About the Seminar
Amphibians perform numerous ecological roles—as predators and prey, as connectors of energy flow between aquatic and terrestrial landscapes, and as sizable contributors to vertebrate biomass—in wetland and forest ecosystems. Amphibians are also modern “canaries in the coal mine”, serving as a barometer for assessing environmental health. Their persistence is uncertain in the face a host of threats, with climate change being one of the most complex and poorly understood.
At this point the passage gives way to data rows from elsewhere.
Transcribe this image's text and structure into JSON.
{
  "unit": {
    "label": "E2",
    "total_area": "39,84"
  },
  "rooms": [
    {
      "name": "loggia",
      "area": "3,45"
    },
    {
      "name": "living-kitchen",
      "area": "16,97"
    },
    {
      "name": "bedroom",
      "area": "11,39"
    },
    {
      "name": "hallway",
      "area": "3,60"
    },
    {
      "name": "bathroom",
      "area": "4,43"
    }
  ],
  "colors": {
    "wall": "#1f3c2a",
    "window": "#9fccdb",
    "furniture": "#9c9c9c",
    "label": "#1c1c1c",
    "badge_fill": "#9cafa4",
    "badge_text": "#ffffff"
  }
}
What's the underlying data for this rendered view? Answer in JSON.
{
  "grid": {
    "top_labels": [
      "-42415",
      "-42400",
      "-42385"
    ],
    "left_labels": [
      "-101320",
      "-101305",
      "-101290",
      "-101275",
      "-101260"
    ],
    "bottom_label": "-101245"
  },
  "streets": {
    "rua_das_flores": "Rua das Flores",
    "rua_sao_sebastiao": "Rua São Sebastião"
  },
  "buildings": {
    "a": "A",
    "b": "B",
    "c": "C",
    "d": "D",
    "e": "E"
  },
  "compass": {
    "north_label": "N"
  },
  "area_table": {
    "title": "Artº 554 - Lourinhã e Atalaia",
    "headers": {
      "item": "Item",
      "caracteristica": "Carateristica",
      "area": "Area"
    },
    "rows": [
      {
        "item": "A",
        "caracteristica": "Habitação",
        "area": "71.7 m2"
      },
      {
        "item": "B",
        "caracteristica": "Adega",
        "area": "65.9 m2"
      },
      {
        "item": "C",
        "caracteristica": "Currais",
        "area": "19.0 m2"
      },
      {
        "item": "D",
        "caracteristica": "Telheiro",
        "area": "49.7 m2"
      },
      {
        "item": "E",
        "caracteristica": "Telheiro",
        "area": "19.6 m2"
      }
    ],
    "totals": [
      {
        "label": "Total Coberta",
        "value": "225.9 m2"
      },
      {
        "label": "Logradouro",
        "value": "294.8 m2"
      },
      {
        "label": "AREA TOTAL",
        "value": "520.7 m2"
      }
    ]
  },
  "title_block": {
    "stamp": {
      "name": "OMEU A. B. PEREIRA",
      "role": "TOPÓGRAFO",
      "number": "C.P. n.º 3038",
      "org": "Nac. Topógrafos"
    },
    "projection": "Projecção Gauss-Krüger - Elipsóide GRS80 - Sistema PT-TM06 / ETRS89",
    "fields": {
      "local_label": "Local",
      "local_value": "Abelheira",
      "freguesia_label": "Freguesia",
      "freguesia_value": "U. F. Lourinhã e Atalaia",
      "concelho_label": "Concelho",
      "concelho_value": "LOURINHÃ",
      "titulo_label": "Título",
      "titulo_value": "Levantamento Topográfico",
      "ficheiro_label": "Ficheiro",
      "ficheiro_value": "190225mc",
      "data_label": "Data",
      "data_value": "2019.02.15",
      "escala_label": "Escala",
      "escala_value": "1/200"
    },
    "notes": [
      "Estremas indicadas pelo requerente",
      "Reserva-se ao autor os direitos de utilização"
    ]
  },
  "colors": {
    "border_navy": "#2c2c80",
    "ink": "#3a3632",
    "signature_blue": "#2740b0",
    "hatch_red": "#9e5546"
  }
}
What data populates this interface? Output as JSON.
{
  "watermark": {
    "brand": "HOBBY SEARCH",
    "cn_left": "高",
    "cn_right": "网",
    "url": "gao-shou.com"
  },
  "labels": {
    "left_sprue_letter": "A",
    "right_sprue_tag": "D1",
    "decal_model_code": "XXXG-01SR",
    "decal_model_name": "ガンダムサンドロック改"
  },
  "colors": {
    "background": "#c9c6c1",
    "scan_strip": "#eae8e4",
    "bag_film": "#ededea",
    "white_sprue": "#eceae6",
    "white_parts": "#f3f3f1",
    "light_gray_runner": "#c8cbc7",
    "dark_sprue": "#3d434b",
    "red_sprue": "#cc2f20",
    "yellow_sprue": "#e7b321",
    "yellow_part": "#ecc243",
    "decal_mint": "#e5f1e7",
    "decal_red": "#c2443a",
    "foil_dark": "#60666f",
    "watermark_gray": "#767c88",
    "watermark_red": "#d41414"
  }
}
In general, amphibians—especially high latitude, mid latitude, and northern range edge populations—are expected to respond strongly to climate change due to their specific reproductive requirements, complex life histories, and often short breeding period. Addressing knowledge gaps about species biology and threats at a time of rapid environmental change requires long-term datasets. Global salamander diversity peaks in eastern North America. The Spotted Salamander (Ambystoma maculatum) is a widespread species in this region and has been the subject of thorough ecological, life history, and population study in southerly areas of its range. Spotted Salamander life history and reproductive and population biology has been studied since 2008 near their northern climatic range edge in Algonquin Provincial Park, Ontario. The long-term aims of this project are to monitor population vital rates and assess the effects of climate (change) on the health of salamander populations in an otherwise pristine environment. This presentation is a synthesis of the long-term study to date with specific focus on how the environment influences and is influenced by salamanders. We'll dabble in the fascinating natural history of these unassuming amphibians and unexpected aspects of their ecology. Come for the carnivorous plants and stay for the salamanders!
About the Speaker
Patrick is a Ph.D. Candidate in the Department of Ecology & Evolutionary Biology and School of the Environment at the University of Toronto. For his dissertation, he is studying the ecology and sensitivity to environmental change of salamanders. Based at the Algonquin Wildlife Research Station in Algonquin Provincial Park, his research leverages long-term amphibian and turtle studies to pursue an array of eclectic research projects at the intersection of natural history, herpetology, conservation science, and evolutionary ecology. Patrick was a recipient of the prestigious New Noah Scholarship from Wildlife Preservation Canada, an award recognizing young leaders in conservation. When not out in the field, Patrick is typically daydreaming about his next field project, canoeing, or dining on fine curries.